The town was flattened in minutes, smashing dozens of wooden houses to splinters and reducing several concrete-block buildings to rubble.
The tattered remains of peoples' belongings lay strewn among the wreckage - sodden clothing, books, old luggage and a photo album bearing pictures of happier days.
Amid the debris, about a dozen villagers dug two shallow graves for the two boys they found nearby earlier Thursday.
They placed the body of a four-year-old boy they called Tekapu into an old green trunk and laid it down between two badly damaged houses. The second boy, who villagers said they could not identify because his head had been partly crushed, was buried in the debris casket.
Pikisa said no one knew where Tekapu or the other boy's parents were, but that villagers would try to find them and tell them of the boys' fate.
Pikisa and others said there are at least 26 people still missing from Titiana, including many children. The smell of decay helps the villagers find the bodies, he said.

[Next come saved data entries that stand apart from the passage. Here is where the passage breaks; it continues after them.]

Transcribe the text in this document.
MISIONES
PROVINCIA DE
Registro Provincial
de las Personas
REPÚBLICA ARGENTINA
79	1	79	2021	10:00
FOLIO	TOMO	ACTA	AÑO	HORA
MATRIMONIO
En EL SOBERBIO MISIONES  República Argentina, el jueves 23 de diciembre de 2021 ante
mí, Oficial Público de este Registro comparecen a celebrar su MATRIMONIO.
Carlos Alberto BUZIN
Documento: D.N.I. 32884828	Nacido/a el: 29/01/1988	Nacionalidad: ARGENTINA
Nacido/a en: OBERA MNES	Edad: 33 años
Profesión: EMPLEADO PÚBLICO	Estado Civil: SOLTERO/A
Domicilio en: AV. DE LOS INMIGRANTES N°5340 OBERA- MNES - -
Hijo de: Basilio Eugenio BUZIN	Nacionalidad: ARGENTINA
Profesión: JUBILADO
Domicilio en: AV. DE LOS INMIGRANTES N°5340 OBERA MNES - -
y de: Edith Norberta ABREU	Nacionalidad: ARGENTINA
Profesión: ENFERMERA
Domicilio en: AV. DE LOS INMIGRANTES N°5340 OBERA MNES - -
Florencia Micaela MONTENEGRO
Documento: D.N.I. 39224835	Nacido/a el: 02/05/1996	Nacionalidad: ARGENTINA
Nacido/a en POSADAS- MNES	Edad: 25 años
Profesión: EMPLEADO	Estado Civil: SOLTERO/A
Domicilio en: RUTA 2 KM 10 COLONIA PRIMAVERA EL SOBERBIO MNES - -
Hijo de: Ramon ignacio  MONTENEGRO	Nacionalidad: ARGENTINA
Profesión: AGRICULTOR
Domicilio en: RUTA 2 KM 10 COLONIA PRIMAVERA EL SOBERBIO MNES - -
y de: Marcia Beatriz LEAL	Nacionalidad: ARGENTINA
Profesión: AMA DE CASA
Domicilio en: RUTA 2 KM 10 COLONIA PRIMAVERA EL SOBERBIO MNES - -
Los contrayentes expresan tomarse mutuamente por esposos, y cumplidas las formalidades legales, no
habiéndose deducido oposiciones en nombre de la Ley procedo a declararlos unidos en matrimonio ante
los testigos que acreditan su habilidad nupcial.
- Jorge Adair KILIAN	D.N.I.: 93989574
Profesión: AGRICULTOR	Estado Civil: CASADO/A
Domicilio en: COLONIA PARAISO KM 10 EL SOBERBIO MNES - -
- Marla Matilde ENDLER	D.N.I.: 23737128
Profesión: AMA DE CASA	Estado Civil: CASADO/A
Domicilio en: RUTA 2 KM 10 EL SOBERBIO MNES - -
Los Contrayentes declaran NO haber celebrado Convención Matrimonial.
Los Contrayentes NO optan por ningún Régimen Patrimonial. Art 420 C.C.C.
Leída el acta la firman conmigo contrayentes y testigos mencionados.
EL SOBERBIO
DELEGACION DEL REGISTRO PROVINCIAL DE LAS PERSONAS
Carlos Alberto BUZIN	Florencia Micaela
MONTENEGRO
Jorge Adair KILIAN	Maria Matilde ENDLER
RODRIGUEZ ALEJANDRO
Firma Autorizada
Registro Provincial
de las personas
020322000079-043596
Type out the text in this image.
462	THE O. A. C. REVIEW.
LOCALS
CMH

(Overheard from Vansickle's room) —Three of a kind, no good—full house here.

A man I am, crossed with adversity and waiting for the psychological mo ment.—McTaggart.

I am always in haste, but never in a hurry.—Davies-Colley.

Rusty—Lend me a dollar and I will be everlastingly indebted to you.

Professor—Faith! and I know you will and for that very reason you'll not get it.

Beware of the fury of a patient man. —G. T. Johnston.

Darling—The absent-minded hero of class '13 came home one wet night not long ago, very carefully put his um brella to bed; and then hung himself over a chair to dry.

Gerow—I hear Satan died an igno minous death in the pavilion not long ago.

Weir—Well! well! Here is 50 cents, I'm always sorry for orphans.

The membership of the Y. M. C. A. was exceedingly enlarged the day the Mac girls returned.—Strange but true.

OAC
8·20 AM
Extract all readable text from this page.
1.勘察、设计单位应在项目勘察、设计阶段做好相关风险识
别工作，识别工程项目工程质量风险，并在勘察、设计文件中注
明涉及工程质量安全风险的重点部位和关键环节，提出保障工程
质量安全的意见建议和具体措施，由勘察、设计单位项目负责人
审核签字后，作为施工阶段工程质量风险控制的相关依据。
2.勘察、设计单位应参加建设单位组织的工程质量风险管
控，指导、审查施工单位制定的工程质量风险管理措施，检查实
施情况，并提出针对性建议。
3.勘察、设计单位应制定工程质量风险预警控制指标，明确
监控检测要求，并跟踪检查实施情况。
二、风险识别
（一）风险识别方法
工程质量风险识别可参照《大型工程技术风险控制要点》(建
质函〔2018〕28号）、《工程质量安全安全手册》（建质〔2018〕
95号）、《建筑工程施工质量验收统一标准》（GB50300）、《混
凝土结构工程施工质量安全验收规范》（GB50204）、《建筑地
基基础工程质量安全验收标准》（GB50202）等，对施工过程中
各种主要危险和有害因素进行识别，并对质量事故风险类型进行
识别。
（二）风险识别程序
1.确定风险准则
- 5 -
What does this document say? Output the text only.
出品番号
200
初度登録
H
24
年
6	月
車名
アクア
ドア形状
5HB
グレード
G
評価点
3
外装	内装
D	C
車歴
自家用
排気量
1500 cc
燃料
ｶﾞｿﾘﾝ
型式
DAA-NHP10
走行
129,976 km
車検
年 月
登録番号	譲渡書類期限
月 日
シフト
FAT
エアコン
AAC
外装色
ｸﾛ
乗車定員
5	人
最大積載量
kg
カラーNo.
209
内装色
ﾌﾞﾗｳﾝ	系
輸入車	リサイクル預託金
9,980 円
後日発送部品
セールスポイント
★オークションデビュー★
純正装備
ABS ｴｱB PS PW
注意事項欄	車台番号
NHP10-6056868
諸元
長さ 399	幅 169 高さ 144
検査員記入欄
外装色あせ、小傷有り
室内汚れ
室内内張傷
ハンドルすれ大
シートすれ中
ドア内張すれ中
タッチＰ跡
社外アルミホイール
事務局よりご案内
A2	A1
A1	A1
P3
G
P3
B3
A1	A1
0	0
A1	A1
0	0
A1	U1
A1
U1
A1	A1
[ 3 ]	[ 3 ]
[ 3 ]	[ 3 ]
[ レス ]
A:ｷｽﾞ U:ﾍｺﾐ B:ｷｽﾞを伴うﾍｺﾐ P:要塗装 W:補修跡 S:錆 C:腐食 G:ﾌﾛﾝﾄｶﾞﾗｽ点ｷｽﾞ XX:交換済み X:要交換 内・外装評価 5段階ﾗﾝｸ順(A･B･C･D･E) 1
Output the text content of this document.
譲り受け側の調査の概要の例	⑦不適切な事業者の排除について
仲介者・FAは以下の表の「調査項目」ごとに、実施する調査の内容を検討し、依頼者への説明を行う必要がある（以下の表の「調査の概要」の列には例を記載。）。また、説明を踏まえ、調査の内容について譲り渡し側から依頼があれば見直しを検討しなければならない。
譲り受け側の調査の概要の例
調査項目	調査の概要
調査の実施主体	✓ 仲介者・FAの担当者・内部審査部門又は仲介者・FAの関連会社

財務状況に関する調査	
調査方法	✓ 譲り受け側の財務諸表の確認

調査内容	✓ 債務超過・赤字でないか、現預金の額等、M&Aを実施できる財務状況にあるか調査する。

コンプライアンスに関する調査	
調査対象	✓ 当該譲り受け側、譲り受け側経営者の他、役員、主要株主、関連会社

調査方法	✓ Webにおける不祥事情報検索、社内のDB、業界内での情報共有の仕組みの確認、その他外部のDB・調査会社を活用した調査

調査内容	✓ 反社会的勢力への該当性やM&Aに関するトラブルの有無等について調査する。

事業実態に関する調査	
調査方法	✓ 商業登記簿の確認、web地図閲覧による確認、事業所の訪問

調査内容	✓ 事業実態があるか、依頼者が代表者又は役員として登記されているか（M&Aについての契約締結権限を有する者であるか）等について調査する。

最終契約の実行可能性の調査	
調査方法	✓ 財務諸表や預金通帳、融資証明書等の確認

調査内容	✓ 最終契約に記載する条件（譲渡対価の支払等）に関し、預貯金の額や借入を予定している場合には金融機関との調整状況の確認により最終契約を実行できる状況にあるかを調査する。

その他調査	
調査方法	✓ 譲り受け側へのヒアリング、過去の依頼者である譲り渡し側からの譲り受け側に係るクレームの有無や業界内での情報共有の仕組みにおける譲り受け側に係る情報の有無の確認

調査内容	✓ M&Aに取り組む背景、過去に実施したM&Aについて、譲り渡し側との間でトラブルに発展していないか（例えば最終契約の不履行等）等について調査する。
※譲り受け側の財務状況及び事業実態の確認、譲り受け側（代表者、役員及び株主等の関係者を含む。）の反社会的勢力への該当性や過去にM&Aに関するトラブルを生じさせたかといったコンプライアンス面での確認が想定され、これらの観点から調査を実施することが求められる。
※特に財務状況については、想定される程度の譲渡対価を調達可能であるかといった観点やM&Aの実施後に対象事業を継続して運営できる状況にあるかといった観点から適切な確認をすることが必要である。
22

Rev. Tikeri Birlata, 35, the village's Uniting Church minister who oversaw Thursday's burial, said officials in nearby Gizo, the largest town in the hard-hit Western Province, have yet to travel the 10 kilometers (6 miles) to Titiana to count the dead and missing.
Authorities say the confirmed death toll from Monday's disaster is about 30, but it could be much higher because of the many remote communities that have no radio contact or where locals are simply not reporting the dead and injured.
Birlata said he was angry at the lack of help in Titiana, and said decisions being taken in the capital, Honiara, were not filtering down to the areas in need.
"They say top-down approach, but there's no top-down here," he said. "When a disaster comes like this, we expect something to come down ... The people are really suffering."
Dozens of Titiana residents are sheltering under tarpaulins in the forested hills about 200 meters (650 feet) above their devastated village.